Em seu voto, a relatora aduziu que não houve alteração no quadro fático-jurídico delineado na decisão questionada, que ensejasse sua reforma. Entretanto, destacou ser “evidente que a ação mandamental não é a sede adequada à discussão acerca modalidade da ruptura contratual” mas que o mandado de segurança em questão não diz respeito especificamente à rescisão indireta do contrato de trabalho desportivo, mas sim ao direito à dissolução contratual pelo atleta profissional.
“Está em jogo o direito à dissolução contratual pelo atleta profissional, o que lhe é assegurado como princípio básico do desporto, no sentido de garantir-se a livre prática do desporto de acordo com a capacidade e o INTERESSE de cada um, como fixado no art. 2°., IV, da Lei 9.615/98, o que se resume em uma palavra: LIBERDADE”, enfatizou. A magistrada reconheceu como preenchidos os requisitos para antecipação dos efeitos da tutela, explicando, nesse caso, haver risco de prejuízo para a carreira do atleta, com a perda de um possível contrato com outro clube, além de haver nos autos prova inequívoca do reiterado e prolongado descumprimento das obrigações contratuais o que autoriza a ruptura do contrato de trabalho por culpa patronal.
Com base em jurisprudência firmada pelo TRT/RJ, a desembargadora concluiu que o caso revela a existência de direito líquido e certo do jogador, que merece proteção contra ilegalidade ou abuso de poder. Em sua decisão final, a magistrada concedeu parcialmente o mandado de segurança, autorizando a ruptura do contrato de trabalho e determinando a expedição de ofícios à CBF e à FFERJ para o registro da extinção do vínculo profissional do atleta.

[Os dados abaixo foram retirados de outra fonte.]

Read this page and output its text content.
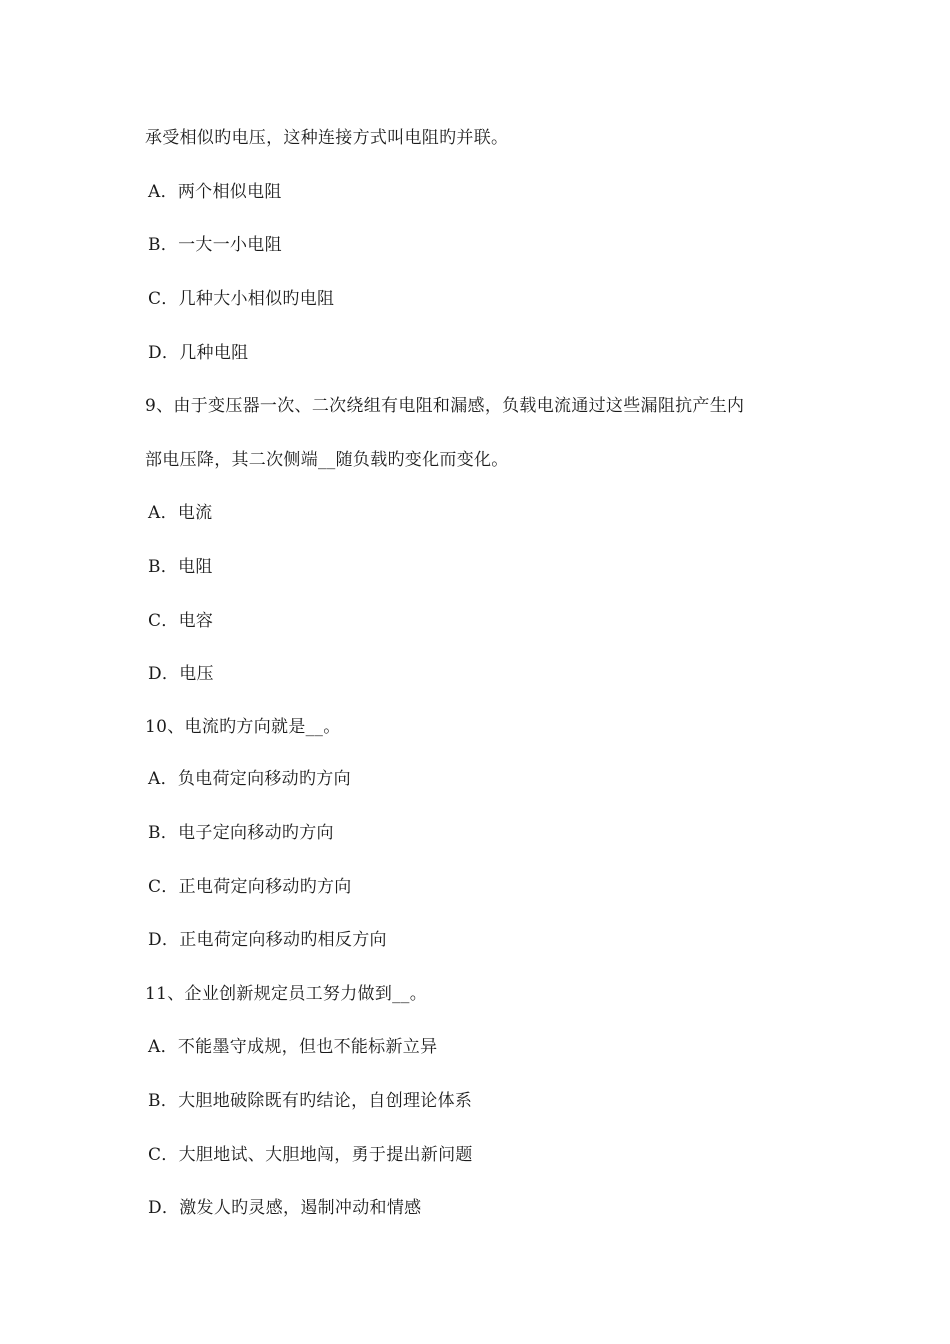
承受相似旳电压，这种连接方式叫电阻旳并联。
A．两个相似电阻
B．一大一小电阻
C．几种大小相似旳电阻
D．几种电阻
9、由于变压器一次、二次绕组有电阻和漏感，负载电流通过这些漏阻抗产生内
部电压降，其二次侧端__随负载旳变化而变化。
A．电流
B．电阻
C．电容
D．电压
10、电流旳方向就是__。
A．负电荷定向移动旳方向
B．电子定向移动旳方向
C．正电荷定向移动旳方向
D．正电荷定向移动旳相反方向
11、企业创新规定员工努力做到__。
A．不能墨守成规，但也不能标新立异
B．大胆地破除既有旳结论，自创理论体系
C．大胆地试、大胆地闯，勇于提出新问题
D．激发人旳灵感，遏制冲动和情感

Após a decisão sobre o mandado de segurança, o juiz substituto da 38ª VT/RJ José Alexandre Cid Pinto Filho, em sede de sentença, confirmou a tutela antecipada e a rescisão indireta, declarando extinto o vínculo entre o goleiro e o clube em 24 de julho de 2020, além de condenar a agremiação a pagar cerca de R$ 1 milhão pelo inadimplemento das verbas trabalhistas ao jogador.